The ‘Hamilton’ revolution
Jennifer Vosters | Wednesday, November 11, 2015
Don’t punch me, but I got to see “Hamilton” on Broadway over fall break.
My head is still spinning over my luck. As we watched history come to life onstage, the audience knew we too were a part of history, part of a seismic shift in the way we approach musical theatre and our own founding story. It was transformative, and I’m not hyperbolizing.
For those of you who don’t know what I’m talking about, you probably will soon: “Hamilton,” the new hip-hop musical biography of Alexander Hamilton, has been taking over national airwaves and social media for the last several weeks. This past weekend alone, writer, creator and star Lin-Manuel Miranda was featured on both “The Tonight Show with Jimmy Fallon” and “60 Minutes.” The musical been the buzz of New York City since before it opened at the Public Theatre in February, exploding to new heights when it transitioned to Broadway last summer. Even the most famous have become fans: Beyoncé and Jay-Z raved about it, and President Obama has seen it twice.
It’s the story of the orphaned immigrant genius who wrote himself out of poverty and obscurity to become one of the most influential men in American history, a story that today can only be told with the wit and grit of hip-hop, according to Miranda. And whether you like rap or not, the soundtrack is spectacular: brilliant lyrics, a story so compelling you can’t believe it’s true (it is) and a beat that’s downright dope.
But what struck me most about “Hamilton” is how it has made the past progressive. It has brought revolutionary America into contemporary America by portraying the people who created the country then with the people who create the country today.

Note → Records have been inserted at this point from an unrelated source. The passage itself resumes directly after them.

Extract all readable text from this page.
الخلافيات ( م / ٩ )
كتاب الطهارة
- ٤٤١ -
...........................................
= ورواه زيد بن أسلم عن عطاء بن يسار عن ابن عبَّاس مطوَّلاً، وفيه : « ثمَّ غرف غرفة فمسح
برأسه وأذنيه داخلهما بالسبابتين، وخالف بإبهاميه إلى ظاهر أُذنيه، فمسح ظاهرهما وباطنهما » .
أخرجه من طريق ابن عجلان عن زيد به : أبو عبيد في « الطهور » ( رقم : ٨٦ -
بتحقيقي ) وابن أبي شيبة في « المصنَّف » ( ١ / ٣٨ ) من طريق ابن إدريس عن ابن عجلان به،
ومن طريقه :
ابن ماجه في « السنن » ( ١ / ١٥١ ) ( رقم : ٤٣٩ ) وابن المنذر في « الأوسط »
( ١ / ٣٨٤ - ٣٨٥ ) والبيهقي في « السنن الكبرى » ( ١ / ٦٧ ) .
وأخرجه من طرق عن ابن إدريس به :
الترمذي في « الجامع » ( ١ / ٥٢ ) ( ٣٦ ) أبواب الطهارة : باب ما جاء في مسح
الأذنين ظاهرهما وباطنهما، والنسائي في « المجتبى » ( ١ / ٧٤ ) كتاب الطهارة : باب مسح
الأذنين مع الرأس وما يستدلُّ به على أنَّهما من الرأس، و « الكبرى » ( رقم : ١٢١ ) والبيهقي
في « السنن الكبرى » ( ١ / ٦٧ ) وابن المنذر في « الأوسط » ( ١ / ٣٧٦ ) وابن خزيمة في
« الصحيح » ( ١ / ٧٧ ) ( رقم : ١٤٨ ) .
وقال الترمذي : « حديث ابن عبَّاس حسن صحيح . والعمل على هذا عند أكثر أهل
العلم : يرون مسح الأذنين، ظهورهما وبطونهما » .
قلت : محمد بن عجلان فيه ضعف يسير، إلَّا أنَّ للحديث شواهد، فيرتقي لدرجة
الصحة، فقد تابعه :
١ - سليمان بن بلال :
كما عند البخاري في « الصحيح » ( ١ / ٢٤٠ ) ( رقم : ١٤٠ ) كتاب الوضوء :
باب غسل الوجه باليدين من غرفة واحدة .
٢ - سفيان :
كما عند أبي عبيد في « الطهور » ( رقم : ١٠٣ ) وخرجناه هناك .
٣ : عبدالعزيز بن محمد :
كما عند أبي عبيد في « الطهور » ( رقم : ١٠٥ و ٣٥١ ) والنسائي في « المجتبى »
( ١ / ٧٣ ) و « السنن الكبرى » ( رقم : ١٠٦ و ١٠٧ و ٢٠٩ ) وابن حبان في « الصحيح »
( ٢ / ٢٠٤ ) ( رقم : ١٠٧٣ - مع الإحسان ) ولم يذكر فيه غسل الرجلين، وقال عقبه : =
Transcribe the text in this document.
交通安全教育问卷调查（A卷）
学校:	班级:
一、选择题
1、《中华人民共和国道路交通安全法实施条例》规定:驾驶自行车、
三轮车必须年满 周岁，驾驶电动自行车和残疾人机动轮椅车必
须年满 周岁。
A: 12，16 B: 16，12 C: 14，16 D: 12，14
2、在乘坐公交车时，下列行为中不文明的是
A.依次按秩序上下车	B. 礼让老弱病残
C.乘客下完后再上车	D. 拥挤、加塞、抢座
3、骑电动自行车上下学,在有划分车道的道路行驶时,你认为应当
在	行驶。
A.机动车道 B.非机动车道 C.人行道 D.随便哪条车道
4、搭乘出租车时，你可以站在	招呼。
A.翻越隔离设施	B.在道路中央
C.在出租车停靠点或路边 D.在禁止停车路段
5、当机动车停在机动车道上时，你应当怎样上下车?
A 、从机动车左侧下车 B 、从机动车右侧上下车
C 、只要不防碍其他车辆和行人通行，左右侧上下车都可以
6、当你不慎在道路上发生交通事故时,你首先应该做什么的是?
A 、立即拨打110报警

Alexander Hamilton is played by Miranda, the son of Puerto Rican immigrants. The roles of Thomas Jefferson, Aaron Burr and James Madison — among others — are performed by black actors. Women and men are cast as Continental and British soldiers. And the stories of the women behind the Revolution — notably the Schuyler sisters, played by African and Asian American actors — are front and center, driving many of the show’s most dramatic moments, beautiful songs and blazing wordplay.
Today’s minorities, today’s immigrants and children of today’s Hamiltons are all reclaiming the founding story of America, a story from which they were excluded as it was written. The radical inclusivity of “Hamilton” is twofold. From a production standpoint, it brings in white actors and actors of color, male actors and female actors, to play the revolutionaries who established America – most of whom were white, many of whom were slave-owners and all of whom were male. From a story standpoint, it highlights the roles and the lives of women – Elizabeth Hamilton, Angelica Schuyler and Maria Reynolds – to bring back into the narrative voices that have faded from history books. It also foregrounds issues of slavery and immigration, bringing modern attention to questions that began at the nation’s founding and continue today.
I wrote in August about the need for more inclusion of women and people of color in theatre and film. There is still a pressing need. But shows like “Hamilton” — not that there are any others quite like it — are success stories that need to be celebrated. Lin-Manuel Miranda didn’t have to write a show about a group of people from vastly different cultural backgrounds to address this need. All he did was tell the story he wanted to tell – the life of Alexander Hamilton and the founding of America – without landlocking himself by seeking a particular “look,” drawing from a much wider talent pool by considering actors of all races, ethnicities and genders. In fact, the “look” of “Hamilton” is the absence of one: Everyone is invited and included. Everyone’s story is told.
“Hamilton” is crucially important because it is shattering our expectations not just of what Broadway musicals sound like, but of what they look like – and it works. It defies the fears of theatre and film creators who are afraid that casting actors of color won’t sell tickets; it’s leaving box office records in the dust, gathering an army of obsessed fans and spreading its message of unity and possibility to a country that needs it. And the producers of “Hamilton” know it; they’ve begun an initiative, supported by the Rockefeller Foundation, that will allow 20,000 high-schoolers from New York City to attend student-only workshops and productions of “Hamilton” for just $10 – the note with Hamilton’s face on it – to bring this new phase of the American stage to the next generation.
So jump on Spotify or iTunes and give the “Hamilton” soundtrack a listen. Celebrate the bright, brilliant future of an American theatre production that speaks to and about all Americans. Join the revolution.
The views expressed in this column are those of the author and not necessarily those of The Observer.